= British Generic Manufacturers Association =

British trade association

Medicines UK is the trading name of the British Generic Manufacturers Association (BGMA) is a trade association for the British generic and biosimilar drug industry.

Mark Samuels is the Chief Executive of the association and also of the British Biosimilars Association. The current Chair is Paul Burden of Accord Healthcare and Diane DiGangi Trench, head of Sandoz UK is the vice chair.

The association has nearly 50 members and represents the manufacturers and suppliers of nine out of 10 NHS medicines.

In 2023, ahead of the UK General Election, the association published its Manifesto outlining the key policy priorities for whichever party was to form the next Government.

In 2017, it said it was working with the Department of Health and Social Care to deal with problems caused by generic drug shortages, to address price gauging through a "Health Services Medical Supplies Bill". It explained that some generic drugs were produced by only one supplier "because the total market size is too small to be attractive for generic companies to enter, since they would not recoup the million-pound plus costs of developing, testing and registering a new generic medicine". This has been countered by Andrew Hill from the department of pharmacology and therapeutics at the University of Liverpool.

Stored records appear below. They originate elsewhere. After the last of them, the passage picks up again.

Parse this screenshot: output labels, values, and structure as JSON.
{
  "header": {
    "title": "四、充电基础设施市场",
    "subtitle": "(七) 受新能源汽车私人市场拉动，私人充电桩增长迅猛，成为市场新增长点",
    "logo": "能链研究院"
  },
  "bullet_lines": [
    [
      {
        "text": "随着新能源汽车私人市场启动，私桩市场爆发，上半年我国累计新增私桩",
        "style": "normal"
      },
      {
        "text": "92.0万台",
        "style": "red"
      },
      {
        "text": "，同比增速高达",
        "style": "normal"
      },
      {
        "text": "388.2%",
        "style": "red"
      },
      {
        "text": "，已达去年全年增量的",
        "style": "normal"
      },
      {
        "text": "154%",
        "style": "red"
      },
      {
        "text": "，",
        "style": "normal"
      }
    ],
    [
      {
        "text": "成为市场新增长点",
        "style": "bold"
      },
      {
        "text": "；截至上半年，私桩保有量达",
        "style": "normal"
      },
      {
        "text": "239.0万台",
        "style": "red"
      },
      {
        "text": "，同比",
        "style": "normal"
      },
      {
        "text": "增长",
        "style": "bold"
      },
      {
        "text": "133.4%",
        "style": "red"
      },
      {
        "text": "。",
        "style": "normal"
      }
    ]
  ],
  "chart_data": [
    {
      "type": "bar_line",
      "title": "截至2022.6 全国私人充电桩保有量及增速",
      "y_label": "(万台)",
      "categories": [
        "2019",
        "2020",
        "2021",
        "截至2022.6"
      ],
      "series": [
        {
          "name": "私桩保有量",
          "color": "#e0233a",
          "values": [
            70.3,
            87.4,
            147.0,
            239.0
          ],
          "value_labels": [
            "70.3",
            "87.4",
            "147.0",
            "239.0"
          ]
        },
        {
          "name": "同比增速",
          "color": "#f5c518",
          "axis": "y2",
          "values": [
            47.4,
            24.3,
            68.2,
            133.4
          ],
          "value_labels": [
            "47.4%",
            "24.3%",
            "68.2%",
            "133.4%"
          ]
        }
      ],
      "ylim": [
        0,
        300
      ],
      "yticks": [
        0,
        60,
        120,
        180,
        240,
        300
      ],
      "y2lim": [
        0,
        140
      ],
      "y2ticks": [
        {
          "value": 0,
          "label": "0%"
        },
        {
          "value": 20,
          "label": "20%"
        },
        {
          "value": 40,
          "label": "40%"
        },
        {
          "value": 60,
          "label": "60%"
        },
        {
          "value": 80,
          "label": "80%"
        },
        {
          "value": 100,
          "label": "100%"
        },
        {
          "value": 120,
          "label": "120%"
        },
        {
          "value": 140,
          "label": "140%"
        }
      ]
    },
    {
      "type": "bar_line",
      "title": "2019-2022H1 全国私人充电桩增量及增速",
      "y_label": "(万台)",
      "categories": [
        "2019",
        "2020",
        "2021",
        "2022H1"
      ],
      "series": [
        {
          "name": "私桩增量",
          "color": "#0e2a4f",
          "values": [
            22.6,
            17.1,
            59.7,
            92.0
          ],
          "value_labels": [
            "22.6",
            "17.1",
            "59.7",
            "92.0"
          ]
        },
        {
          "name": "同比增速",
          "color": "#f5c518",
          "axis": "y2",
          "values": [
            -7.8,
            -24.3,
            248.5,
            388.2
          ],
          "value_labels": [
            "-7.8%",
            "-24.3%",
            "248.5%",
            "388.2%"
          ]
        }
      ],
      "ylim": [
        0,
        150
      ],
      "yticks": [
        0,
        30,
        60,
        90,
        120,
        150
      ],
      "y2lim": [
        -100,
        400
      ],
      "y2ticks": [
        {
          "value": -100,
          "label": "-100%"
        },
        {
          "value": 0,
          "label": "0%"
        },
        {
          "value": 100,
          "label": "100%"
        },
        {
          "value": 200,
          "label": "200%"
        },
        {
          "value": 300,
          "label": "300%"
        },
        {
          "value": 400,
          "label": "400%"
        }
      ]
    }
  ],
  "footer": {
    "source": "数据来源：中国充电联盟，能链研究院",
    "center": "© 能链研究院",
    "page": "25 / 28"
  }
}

In June 2019 it reported that the NHS was, on average, paying 193% of the manufacturers' selling price for Category M products, more than 500 medicines which are readily available with wholesalers receiving half of the profit and pharmacies receiving the other half.

In 2022 it called for branded generics and biosimilars to be exempted from the Voluntary Scheme for Branded Medicines Pricing and Access that was introduced in 2019 because the rising rebate rate “is forcing manufacturers to shun the UK market, further reducing price competition”. This is based on a new analysis conducted by the Office of Health Economics.

In 2025 the BGMA started trading as Medicines UK.